A Brief History of Public Lands

Sage Brown   Website

Native lands first

America’s public lands, including those in present-day eastern Oregon, are filled with signs of the Indigenous people who inhabited those areas since time immemorial. Rock art, artifacts and structures offer tangible reminders, while songs and creation stories speak to the deep and enduring presence of people in these landscapes. The Northern Paiute people lived in almost every region of Oregon’s high desert.

A violent past

When the United States was expanding during the 19th century under President Thomas Jefferson, massive tracts of land were acquired through the Louisiana Purchase, and even more land was seized by the government from Native Americans tribes through war and later, through broken treaties.

Westward expansion

At first, the government gave away land to encourage settlement of the West. Congress passed a number of laws to dispose land, including the Homestead Act of 1862, which allowed each head of household to acquire 160 acres for free. Land containing water and fertile ground was the first to be claimed. Land that was not claimed remained in the public domain and was administered by the General Land office, which later became the Bureau of Land Management.

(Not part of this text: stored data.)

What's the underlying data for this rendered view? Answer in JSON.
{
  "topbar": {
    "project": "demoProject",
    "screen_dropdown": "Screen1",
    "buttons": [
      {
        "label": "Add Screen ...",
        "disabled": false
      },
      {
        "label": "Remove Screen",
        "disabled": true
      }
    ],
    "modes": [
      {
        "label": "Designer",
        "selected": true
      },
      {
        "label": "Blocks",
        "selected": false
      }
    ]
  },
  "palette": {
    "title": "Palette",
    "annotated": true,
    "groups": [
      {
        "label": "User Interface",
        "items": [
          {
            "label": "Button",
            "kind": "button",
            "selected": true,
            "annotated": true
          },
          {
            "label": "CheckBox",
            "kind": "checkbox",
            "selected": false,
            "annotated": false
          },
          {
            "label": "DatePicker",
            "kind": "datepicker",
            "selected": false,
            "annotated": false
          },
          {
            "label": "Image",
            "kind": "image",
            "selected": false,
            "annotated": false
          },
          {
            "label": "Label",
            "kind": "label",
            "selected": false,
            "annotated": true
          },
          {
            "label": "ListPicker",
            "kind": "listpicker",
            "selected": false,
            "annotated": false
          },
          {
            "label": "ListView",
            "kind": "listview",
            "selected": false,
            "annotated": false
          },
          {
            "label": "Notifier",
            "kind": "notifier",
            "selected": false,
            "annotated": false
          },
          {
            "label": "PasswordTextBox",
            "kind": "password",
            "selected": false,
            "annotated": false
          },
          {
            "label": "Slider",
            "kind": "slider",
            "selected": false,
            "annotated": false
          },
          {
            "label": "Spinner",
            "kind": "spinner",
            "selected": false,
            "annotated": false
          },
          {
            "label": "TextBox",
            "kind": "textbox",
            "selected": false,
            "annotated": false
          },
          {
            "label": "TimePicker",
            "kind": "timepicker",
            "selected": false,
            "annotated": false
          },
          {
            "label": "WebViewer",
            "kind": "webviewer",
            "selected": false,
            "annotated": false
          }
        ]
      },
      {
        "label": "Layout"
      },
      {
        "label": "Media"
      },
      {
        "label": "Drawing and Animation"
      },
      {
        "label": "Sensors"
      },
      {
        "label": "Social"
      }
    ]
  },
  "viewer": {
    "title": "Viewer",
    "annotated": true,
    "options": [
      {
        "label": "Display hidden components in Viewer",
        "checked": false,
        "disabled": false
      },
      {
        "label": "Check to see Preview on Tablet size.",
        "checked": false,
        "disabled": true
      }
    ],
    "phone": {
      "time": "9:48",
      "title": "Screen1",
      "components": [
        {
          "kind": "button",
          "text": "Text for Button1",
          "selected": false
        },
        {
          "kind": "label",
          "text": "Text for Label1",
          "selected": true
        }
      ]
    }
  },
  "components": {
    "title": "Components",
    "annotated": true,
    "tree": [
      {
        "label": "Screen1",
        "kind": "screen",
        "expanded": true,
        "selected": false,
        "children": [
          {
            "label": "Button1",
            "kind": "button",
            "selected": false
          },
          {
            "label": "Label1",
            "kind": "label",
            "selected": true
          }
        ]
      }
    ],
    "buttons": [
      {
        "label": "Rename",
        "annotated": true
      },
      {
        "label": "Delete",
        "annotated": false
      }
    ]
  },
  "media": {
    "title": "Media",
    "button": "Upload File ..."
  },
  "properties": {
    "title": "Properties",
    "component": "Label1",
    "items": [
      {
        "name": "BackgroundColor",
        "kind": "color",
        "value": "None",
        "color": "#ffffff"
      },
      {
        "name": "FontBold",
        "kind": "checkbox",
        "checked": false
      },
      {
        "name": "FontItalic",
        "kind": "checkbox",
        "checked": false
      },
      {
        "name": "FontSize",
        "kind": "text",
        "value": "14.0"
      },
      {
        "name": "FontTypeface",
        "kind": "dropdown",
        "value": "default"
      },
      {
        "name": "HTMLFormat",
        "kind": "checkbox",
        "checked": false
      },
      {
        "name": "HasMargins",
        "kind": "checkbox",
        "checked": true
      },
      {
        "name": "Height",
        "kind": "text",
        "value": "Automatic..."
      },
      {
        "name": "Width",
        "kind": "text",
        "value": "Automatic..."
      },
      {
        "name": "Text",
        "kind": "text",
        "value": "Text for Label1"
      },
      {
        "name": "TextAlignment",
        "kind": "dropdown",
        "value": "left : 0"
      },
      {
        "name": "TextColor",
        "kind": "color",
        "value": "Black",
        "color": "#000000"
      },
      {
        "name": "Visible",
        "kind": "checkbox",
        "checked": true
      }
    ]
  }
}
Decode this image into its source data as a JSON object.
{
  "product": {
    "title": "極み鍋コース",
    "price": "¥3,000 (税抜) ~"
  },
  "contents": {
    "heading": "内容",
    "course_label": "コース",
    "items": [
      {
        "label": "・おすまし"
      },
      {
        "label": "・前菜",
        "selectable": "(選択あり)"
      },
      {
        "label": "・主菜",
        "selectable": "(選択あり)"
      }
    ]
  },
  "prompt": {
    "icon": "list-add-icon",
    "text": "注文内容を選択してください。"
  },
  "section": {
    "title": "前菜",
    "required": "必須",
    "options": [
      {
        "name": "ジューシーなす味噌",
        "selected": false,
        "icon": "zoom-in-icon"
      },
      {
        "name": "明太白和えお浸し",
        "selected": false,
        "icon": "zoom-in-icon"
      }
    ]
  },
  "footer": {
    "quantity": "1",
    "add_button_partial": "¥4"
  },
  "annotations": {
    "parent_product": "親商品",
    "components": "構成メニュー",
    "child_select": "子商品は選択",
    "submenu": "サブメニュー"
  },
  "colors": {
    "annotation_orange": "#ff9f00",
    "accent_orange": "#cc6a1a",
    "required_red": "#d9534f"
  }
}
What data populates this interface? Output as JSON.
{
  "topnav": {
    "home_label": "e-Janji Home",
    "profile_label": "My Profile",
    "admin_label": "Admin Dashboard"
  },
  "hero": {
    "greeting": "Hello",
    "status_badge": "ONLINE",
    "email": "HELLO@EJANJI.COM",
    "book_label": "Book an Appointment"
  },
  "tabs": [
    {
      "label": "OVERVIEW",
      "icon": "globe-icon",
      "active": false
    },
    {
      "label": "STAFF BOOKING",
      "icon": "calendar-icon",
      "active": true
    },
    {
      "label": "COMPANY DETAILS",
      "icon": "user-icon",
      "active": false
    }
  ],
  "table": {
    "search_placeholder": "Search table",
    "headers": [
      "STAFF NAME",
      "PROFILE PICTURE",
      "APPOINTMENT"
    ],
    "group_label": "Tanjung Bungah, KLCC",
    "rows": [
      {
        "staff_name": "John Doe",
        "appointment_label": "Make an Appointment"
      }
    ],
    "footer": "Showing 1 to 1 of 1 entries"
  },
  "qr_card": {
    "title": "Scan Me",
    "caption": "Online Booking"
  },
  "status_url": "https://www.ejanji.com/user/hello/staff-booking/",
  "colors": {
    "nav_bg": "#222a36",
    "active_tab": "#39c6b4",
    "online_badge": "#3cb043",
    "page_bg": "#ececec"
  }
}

Preserving land for the people

As concerns about the impacts of development grew, and illegal land use by corporations expanded, a new idea emerged. A number of leaders including President Theodore Roosevelt, naturalist John Muir, and Gifford Pinchot, the first chief of the U.S. Forest Service, began to advocate for some of the lands in the public domain to be set aside for the use and enjoyment of all people.

This uniquely American idea is the foundation of our public lands today.

Establishing agencies and policies

A new era of public lands management began with the founding of the U.S. Forest Service in 1905, the National Park Service in 1916, the U.S. Fish and Wildlife Service in 1940, and finally the Bureau of Land Management in 1946. Today, these four agencies manage a total of 646 million acres of land, nearly half of our country, that is owned by all Americans.

While extractive uses like logging and grazing were originally the primary mandate for the use of our shared public lands, the preservation of land and resources for the enjoyment of all people was included in the founding missions of all four land management agencies. This set up a dynamic where federal agencies are charged with balancing the interests of conservation and resource development proponents, sparking the passage of a number of laws in the 20th century aimed at fostering the long-term use and enjoyment of land by the American people, and later, the ability for the public to have a say in how these lands are managed.